Thyroid hormone analogues and derivatives: Actions in fatty liver

Maria Coppola, Daniela Glinni, Maria Moreno, Federica Cioffi, Elena Silvestri, Fernando Goglia

Maria Coppola, Daniela Glinni, Maria Moreno, Federica Cioffi, Elena Silvestri, Fernando Goglia, Department of Science and Technologies, University of Sannio, 82100 Benevento, Italy

Author contributions: Coppola M and Glinni D contributed equally to this work; Coppola M wrote the paragraph: Naturally occurring iodothyronines and liver steatosis: 3,5-T2; Glinni D wrote the paragraph: Actions of T3 on lipid metabolism in the liver: implications for fatty liver; Moreno M wrote the paragraphs: Introduction and Conclusions; Cioffi F wrote the paragraph: Thyroid hormone functional analogues: TRC150094 (TRC); Silvestri E wrote the paragraph: Thyromimetics and liver steatosis and realized the figures; Goglia F coordinated all the work and revised all the manuscript.

Correspondence to: Fernando Goglia, Professor of Physiology, Head of Department of Science and Technologies, University of Sannio, Via Port’Arsa 11, 82100 Benevento, Italy. goglia@unisannio.it

Telephone: +39-0824-305100 Fax: +39-0824-305142

Received: October 30, 2013
Revised: December 10, 2013
Accepted: February 16, 2014
Published online: March 27, 2014
Processing time: 140 Days and 0.7 Hours

Abstract

Fatty liver or nonalcoholic fatty liver disease (NAFLD), a problem of increasing clinical significance and prevalence worldwide, is associated with increased risk for the development of cirrhosis and hepatocellular carcinoma. Although several therapeutic approaches can be used in the context of NAFLD, dietary and physical activities are still the most frequently used strategies. Some pharmacological agents show promising results although no conclusions can be drawn from recent clinical trials. Thyroid hormones [THs; thyroxine (T4) and 3,3′,5-triiodo-L-thyronine (T3)] coordinate a diverse array of physiological events during development and lipid/energy homeostasis and have some potentially therapeutic actions which include inducing weight loss, and lowering plasma cholesterol levels and tissue adiposity. The thyroid hormones exert their physiological effects by binding to specific nuclear receptors [thyroid hormone receptors (TR)] of which the TRβ isoform is liver specific and has been considered a putative target for the treatment of dyslipidemia and fatty liver. In view of this, the aim of the review is (1) to provide an overview of the action of T3 on lipid metabolism with implications for liver steatosis and (2) to provide an update on the current knowledge concerning the administration of TRβ selective thyromimetics (GC-1 and MB07811), as well as of 3,5-diiodo-L-thyronine and its novel functional analogue TRC150094 in animal models of overweight and related disorders including primarily fatty liver.

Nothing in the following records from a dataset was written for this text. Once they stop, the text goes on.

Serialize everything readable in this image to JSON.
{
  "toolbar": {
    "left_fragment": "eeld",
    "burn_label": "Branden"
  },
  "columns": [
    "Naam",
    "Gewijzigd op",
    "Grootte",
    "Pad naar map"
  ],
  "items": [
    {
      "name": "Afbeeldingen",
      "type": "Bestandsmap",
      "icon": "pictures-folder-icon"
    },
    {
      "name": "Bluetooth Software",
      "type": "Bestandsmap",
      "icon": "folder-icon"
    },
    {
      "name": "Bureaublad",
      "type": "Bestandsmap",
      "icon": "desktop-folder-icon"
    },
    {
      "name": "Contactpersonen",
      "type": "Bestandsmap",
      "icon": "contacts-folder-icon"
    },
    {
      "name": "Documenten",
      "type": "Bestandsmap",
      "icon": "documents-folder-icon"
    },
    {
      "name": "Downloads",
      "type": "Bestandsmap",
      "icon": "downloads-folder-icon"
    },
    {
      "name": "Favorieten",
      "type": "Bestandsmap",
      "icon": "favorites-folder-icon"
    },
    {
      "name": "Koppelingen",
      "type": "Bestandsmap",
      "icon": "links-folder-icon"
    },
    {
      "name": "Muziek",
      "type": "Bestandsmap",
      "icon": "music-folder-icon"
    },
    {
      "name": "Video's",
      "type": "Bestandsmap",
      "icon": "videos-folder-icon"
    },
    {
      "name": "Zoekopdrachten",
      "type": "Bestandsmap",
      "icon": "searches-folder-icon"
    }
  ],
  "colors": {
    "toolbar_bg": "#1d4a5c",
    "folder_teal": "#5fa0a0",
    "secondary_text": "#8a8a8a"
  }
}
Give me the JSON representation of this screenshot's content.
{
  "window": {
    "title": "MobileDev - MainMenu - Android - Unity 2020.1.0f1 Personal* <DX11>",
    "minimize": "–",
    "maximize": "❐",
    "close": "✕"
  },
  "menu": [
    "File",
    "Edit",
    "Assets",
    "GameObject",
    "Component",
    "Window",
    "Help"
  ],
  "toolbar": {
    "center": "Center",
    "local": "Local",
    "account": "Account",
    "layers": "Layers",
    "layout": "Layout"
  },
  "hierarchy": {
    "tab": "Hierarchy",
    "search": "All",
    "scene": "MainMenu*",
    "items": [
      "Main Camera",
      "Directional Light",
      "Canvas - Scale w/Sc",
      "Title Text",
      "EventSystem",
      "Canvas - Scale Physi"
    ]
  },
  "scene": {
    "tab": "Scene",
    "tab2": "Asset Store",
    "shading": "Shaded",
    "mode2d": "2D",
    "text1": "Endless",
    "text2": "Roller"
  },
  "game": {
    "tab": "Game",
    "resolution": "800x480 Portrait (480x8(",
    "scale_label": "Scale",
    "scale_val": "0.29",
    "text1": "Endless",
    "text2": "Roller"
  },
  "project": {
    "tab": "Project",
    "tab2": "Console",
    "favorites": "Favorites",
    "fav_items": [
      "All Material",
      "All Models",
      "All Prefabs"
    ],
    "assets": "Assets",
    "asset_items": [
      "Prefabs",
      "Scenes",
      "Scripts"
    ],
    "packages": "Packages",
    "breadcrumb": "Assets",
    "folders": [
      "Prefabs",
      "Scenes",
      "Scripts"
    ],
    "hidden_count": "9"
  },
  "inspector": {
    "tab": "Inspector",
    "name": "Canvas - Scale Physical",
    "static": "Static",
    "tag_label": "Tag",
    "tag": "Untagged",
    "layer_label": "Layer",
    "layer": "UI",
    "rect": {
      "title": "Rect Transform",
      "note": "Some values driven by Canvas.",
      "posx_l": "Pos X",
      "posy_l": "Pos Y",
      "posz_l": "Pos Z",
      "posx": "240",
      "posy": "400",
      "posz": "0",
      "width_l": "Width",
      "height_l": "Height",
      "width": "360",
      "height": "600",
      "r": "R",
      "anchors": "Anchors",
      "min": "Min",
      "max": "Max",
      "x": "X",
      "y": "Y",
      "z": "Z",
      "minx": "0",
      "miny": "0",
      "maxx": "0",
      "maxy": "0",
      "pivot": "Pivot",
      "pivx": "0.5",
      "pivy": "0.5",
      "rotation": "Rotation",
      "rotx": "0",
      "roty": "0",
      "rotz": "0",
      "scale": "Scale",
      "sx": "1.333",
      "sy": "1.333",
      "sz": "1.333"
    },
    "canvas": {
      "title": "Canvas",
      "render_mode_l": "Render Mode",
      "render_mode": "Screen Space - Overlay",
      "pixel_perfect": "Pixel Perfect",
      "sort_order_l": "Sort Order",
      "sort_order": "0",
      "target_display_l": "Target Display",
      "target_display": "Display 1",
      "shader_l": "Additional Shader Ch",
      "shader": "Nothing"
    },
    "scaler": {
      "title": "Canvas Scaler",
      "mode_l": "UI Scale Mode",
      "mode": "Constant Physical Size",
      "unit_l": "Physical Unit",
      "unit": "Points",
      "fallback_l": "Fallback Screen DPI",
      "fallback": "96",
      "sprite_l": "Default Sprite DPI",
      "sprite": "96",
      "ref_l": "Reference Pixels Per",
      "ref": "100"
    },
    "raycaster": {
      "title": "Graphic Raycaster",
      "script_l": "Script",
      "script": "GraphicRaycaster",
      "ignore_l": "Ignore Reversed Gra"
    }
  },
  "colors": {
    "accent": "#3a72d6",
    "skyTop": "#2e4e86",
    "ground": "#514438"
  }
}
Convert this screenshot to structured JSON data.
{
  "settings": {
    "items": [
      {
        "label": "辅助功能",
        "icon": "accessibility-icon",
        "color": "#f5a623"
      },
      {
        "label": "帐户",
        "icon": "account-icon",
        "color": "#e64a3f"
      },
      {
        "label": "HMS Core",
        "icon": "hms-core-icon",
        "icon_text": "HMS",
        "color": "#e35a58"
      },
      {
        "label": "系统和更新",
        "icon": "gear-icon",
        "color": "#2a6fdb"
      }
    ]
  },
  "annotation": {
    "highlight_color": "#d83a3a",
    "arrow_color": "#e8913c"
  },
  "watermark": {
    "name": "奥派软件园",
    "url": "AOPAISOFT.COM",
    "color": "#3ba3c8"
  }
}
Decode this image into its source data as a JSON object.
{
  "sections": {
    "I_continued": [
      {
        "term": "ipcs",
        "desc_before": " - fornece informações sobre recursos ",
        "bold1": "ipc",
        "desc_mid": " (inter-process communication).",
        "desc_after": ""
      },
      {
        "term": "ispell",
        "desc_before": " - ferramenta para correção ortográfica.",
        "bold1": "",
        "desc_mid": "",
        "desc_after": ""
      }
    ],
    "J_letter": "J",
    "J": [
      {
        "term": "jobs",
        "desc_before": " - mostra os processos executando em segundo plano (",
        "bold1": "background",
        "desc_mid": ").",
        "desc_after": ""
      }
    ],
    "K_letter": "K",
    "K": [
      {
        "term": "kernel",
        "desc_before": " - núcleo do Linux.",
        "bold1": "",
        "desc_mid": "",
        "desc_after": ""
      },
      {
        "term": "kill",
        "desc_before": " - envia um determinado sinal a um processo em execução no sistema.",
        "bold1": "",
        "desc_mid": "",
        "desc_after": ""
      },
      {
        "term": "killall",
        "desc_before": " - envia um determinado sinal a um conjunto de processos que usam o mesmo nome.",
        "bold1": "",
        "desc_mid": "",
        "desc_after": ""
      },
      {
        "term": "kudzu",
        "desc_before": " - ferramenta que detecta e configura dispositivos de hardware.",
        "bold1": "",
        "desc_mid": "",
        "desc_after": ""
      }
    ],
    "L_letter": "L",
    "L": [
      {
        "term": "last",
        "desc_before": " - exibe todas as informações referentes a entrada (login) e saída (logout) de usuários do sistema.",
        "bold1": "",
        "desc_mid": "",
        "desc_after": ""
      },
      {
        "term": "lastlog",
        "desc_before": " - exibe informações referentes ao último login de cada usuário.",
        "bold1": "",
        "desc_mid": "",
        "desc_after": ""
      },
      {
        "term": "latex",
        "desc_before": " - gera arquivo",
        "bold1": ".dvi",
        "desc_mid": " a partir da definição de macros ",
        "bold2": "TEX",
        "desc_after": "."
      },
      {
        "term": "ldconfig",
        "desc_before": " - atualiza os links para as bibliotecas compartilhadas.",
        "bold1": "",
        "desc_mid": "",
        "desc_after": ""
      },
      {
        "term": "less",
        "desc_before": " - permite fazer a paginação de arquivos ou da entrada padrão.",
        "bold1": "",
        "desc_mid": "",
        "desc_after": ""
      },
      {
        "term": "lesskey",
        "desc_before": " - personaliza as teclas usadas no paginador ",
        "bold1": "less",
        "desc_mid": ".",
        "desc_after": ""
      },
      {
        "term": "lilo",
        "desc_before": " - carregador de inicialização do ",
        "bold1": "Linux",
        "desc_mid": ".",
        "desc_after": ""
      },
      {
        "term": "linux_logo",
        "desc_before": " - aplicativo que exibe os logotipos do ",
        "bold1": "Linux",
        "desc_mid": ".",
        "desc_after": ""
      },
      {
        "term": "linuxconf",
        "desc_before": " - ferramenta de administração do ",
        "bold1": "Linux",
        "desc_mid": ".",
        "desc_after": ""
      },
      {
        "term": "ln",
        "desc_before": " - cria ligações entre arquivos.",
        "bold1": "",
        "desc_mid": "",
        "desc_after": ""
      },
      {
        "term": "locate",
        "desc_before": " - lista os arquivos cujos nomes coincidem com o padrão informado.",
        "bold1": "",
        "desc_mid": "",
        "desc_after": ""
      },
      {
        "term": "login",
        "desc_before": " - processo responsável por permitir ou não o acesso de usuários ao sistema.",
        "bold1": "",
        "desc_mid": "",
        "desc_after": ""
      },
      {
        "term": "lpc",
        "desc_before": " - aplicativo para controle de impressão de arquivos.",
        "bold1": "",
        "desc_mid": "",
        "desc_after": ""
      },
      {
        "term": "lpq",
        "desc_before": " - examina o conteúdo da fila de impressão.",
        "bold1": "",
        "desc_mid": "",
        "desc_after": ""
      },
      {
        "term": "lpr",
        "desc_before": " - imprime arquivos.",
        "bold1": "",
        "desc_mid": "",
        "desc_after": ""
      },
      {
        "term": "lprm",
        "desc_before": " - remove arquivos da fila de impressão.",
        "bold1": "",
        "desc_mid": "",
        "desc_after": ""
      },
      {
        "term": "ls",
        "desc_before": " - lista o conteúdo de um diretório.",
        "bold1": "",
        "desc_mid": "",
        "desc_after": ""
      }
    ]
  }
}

Keywords: Fatty liver; Thyroid hormones; Thyromimetics; 3,5-diiodo-L-thyronine; Lipid metabolism

Core tip: Fatty liver is associated with increased risk for the development of cirrhosis and hepatocellular carcinoma. Thyroid hormones have some potentially therapeutic actions by binding to specific nuclear receptors [thyroid hormone receptors (TR)] of which the TRβ isoform is liver specific and a putative target for the treatment of dyslipidemia and fatty liver. This review provides (1) an overview of the action of T3 on lipid metabolism and (2) an update concerning the administration of TRβ selective thyromimetics (GC-1 and MB07811), as well as of 3,5-diiodo-L-thyronine and its novel functional analogue TRC150094 in animal models of overweight and fatty liver.